[Question] References that treat human values as units of selection?

When I read AI al­ign­ment liter­a­ture, the au­thor usu­ally seems to be as­sum­ing some­thing like: “Hu­man val­ues are fixed, they’re just hard to write down. But we should build in­tel­li­gent agents that ad­here to them.“ Or oc­ca­sion­ally: “Hu­man val­ues are messy, muta­ble things, but there is some (meta-)ethics that clar­ifies what it is we all want and what kind of in­tel­li­gent agents we should build.”
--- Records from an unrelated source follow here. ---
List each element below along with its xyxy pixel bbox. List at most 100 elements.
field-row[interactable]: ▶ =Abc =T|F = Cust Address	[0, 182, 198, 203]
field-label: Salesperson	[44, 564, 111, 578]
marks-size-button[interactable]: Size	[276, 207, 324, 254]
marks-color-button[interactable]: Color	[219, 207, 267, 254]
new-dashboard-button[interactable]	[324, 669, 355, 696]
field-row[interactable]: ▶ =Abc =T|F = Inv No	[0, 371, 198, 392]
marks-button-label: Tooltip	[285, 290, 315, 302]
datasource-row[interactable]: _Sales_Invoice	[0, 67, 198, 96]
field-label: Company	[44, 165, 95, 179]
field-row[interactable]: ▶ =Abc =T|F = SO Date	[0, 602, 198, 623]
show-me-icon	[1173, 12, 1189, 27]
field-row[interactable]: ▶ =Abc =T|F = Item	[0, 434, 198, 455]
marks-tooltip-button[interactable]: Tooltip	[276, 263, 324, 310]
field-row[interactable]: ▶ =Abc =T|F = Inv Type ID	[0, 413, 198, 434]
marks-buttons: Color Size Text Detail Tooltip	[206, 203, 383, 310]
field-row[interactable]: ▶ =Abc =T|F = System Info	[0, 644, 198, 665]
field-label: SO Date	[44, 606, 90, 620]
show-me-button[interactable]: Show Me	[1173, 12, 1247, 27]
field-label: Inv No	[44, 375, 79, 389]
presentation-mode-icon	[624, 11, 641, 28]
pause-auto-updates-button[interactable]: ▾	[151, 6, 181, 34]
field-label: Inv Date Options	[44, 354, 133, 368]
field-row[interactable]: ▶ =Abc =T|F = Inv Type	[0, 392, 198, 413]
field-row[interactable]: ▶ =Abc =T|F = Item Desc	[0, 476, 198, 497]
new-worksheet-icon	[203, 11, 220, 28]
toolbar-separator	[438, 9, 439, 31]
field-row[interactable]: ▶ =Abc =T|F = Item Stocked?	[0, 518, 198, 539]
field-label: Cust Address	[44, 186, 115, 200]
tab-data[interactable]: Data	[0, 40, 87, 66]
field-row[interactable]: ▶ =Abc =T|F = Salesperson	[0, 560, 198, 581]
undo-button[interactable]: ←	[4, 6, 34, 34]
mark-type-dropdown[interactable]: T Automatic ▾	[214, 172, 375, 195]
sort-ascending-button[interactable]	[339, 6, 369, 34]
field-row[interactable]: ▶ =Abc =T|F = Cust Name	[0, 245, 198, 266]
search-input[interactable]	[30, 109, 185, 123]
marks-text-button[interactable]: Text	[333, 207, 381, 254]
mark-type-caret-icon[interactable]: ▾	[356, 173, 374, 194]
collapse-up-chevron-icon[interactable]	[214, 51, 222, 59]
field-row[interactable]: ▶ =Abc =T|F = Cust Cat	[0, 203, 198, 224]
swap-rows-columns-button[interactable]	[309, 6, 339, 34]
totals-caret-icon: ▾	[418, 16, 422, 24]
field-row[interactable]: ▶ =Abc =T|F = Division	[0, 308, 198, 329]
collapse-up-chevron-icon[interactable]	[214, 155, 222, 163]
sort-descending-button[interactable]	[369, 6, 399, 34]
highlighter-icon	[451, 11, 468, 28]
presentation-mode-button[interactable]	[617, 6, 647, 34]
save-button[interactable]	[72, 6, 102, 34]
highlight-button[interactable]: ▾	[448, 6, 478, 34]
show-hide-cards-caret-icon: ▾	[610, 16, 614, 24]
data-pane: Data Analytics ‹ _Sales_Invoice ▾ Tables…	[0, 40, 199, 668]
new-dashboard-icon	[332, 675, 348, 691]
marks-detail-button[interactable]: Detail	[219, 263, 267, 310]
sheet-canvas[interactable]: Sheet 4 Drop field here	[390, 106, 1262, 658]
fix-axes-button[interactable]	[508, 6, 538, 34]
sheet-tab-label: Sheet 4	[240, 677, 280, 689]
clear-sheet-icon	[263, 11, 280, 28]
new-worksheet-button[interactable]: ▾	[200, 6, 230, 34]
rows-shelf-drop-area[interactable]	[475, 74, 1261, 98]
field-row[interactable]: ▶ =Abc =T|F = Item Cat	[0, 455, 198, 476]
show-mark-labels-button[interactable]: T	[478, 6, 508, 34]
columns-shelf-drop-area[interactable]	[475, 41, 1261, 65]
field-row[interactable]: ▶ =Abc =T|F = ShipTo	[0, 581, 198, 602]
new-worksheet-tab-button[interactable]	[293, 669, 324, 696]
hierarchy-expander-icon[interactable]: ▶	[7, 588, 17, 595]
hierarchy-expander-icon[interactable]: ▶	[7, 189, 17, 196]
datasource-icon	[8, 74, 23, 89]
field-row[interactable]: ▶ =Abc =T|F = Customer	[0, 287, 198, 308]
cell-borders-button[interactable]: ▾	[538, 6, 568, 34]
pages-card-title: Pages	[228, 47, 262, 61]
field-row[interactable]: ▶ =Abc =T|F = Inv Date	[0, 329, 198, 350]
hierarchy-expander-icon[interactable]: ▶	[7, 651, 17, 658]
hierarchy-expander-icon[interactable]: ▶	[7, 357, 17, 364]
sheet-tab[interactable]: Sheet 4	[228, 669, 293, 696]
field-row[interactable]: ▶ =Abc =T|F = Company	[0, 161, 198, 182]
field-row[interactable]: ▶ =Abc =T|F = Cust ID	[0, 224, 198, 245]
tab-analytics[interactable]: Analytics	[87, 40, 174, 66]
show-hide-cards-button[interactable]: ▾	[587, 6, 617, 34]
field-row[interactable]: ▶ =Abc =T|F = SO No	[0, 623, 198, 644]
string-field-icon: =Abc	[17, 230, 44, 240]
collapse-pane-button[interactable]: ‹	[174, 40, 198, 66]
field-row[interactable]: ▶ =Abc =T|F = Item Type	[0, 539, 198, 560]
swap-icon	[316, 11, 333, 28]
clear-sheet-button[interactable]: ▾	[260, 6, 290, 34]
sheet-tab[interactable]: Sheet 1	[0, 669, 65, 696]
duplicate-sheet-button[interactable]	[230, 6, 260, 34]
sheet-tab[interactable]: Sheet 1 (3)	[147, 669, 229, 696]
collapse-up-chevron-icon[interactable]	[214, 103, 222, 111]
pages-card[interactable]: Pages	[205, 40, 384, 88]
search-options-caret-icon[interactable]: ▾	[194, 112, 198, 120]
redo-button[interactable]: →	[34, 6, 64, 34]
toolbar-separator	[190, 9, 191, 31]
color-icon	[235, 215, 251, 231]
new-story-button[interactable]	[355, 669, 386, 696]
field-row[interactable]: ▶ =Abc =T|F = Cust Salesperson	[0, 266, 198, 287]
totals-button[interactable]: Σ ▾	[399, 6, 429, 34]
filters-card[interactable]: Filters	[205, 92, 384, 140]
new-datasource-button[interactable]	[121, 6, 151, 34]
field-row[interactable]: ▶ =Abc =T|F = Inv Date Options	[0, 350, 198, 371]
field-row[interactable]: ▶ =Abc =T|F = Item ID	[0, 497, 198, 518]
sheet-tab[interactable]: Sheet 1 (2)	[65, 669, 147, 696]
This makes it hard for me to en­gage with the AI al­ign­ment dis­cus­sion, be­cause the as­sump­tion I bring to it is: “Values are units of se­lec­tion, like ze­bra stripes or a be­lief in vac­ci­nat­ing your chil­dren. You can’t talk sen­si­bly about what val­ues are right, or what we ‘should’ build into in­tel­li­gent agents. You can only talk about what val­ues win (i.e. per­sist over more time and space in the fu­ture).”

I’ve tried to find refer­ences whose au­thors ad­dress this as­sump­tion, or write about hu­man val­ues from this rel­a­tivist/​evolu­tion­ary per­spec­tive, but I’ve come up short. Can any­one point me to­ward some? Or dis­abuse me of my as­sump­tion?